2021-01-26 09:02:51.781 [] [raft-server-2-raft-partition-partition-3] WARN io.atomix.raft.roles.FollowerRole - RaftServer{raft-partition-partition-3}{role=FOLLOWER} - Poll request to 0 failed: java.net.ConnectException: Expected to send a message with subject ‘raft-partition-partition-3-poll’ to member ‘0’, but member is not known. Known members are ‘[Member{id=1, address=zeebe-broker-1.zeebe-broker.default.svc.cluster.local:26502, properties={}}, Member{id=2, address=zeebe-broker-2.zeebe-broker.default.svc.cluster.local:26502, properties={}}]’.
2021-01-26 09:02:51.784 [] [raft-server-2-raft-partition-partition-3] WARN io.atomix.raft.roles.FollowerRole - RaftServer{raft-partition-partition-3}{role=FOLLOWER} - Poll request to 1 failed: io.atomix.cluster.messaging.MessagingException$NoRemoteHandler: No remote message handler registered for this message

Thanks

After discussing with @deepthi we found what’s wrong. Zeebe does not support changing the number of partitions or the cluster size of an existing cluster. To fix it, stop your cluster, clean out your data folder and restart the cluster.

1 Like

Hi @korthout
Thanks much for this solution. It worked after cleaning up the data volume. We could do this, because it was in the development environment. Is there any work around / steps to follow to retain data if we need to do the same in say production environment?

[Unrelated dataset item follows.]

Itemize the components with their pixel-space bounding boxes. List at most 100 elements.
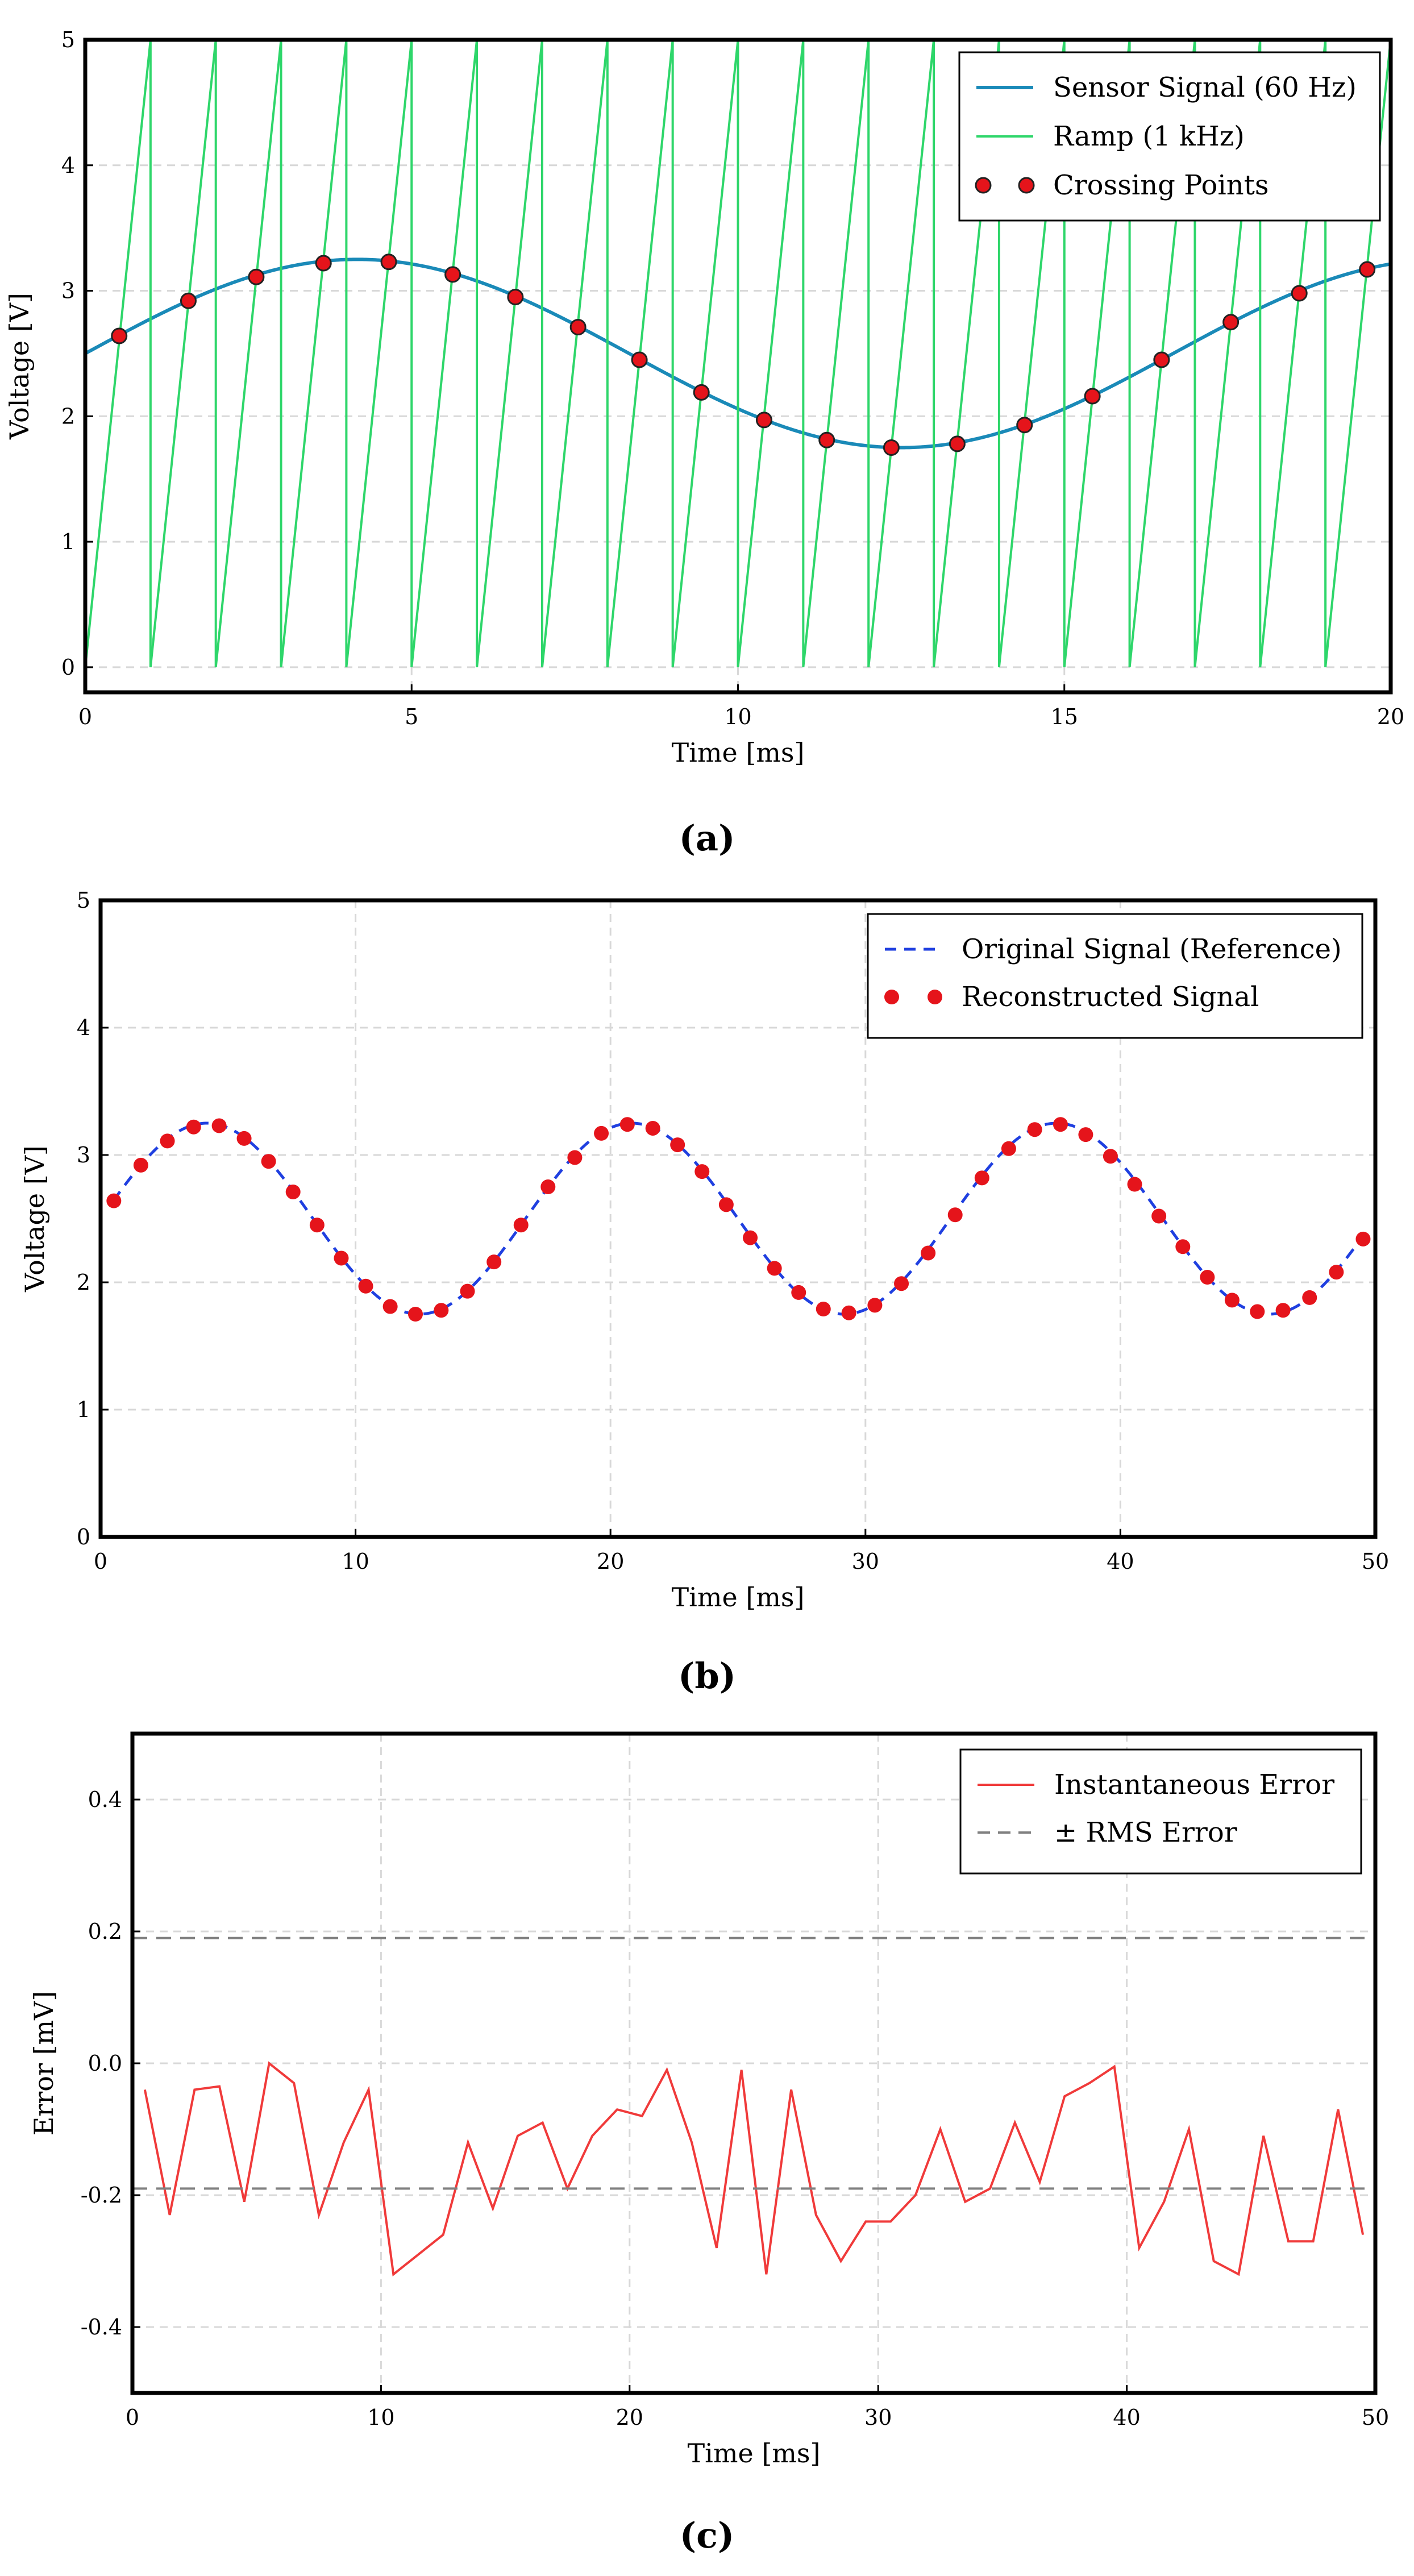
reconstructed-point-marker bbox=[767, 1261, 782, 1276]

Glad to hear this solved it.

At this time Zeebe does not support changing the partitionCount, clusterSize and replicationFactor. You should experiment to find what settings work for your use case and then move to production. We’d be curious whether such a feature is important to you. If so, please share it in this issue.